# going to toronto



## galwaypaul (Sep 1, 2009)

Hi 
I replied a couple of times to sallys thread on "going it alone" but i cant send anymore replys on this thread due to some technical difficulty. So I Hope Posting a new thread may work

I plan to move to toronto shortly by myself from Ireland on a 1 year working Visa organised from USIT in Ireland.

USIT are working with SWAP in Canada which I assume are a canadian Company.

The main concern I have is finding employment which I gather will be difficult as disscussed before and acomodation would be a concern especially without having work 1st for location etc .

Just to Repeat my questions from the other threads
Any good recruitment agencies in toronto to investigate and enquire about work?.
Any Good hostels in Toronto that would cater for travellers on there own for temporary acomadation?

Also Can any Irish Usit peolpe or others share their experiences with SWAP in canada and their services.

Thanks to the other people on Sallys thread especially newbie can who provided me job search websites etc.

Also Auld Yin on that thread mentioned LMOs which employers need to provide can you explain what this is?

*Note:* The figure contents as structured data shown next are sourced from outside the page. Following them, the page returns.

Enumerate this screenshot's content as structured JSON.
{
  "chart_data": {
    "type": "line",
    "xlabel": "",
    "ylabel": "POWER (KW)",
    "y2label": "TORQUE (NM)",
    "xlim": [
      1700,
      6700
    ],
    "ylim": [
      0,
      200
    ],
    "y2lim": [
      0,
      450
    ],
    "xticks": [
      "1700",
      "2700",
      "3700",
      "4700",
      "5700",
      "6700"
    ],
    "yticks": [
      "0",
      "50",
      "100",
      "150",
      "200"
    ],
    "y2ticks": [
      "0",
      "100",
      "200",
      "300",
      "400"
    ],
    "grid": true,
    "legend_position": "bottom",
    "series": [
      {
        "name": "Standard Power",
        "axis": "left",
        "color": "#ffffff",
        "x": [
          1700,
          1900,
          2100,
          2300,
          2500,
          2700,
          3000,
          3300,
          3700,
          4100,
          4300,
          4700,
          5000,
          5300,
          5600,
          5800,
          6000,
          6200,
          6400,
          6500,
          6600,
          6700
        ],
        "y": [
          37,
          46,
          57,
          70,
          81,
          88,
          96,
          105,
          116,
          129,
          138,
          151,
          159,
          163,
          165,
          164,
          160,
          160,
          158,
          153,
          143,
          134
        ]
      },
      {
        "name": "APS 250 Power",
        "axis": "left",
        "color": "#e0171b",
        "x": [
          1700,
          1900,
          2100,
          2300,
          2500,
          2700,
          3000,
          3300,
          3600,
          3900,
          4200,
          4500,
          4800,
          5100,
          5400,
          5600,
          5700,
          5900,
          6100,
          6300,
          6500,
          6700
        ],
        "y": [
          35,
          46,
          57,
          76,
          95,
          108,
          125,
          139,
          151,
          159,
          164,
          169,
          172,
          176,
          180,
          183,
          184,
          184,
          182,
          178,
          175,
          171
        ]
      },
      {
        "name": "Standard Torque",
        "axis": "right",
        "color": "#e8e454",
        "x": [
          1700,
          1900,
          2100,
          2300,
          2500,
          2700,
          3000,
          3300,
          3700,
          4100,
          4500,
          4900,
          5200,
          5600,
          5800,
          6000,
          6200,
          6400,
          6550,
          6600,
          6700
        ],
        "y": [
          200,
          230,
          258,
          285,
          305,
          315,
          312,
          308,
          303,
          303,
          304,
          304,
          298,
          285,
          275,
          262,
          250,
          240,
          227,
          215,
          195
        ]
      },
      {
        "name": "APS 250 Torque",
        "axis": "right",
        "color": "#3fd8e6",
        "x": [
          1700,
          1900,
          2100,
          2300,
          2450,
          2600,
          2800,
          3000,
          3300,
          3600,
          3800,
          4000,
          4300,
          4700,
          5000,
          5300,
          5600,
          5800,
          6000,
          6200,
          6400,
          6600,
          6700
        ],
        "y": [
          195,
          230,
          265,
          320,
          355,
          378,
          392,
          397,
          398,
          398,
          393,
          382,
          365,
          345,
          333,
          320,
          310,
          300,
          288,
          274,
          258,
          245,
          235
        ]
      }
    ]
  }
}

Lots of questions I Know but any comments or advise will be welcome 

Thanks 
Paul


----------



## Newbie_Can_USA (Jan 17, 2009)

galwaypaul said:


> Hi
> I replied a couple of times to sallys thread on "going it alone" but i cant send anymore replys on this thread due to some technical difficulty. So I Hope Posting a new thread may work
> 
> I plan to move to toronto shortly by myself from Ireland on a 1 year working Visa organised from USIT in Ireland.
> ...




Paul,

Have you had any luck with the search sites I gave you. Also try these:

Finding a Job
- I would also suggest researching which the top 5 contractors for building/construction are in yuor field and search by going to the site of the company under the careers section.

Good Luck


----------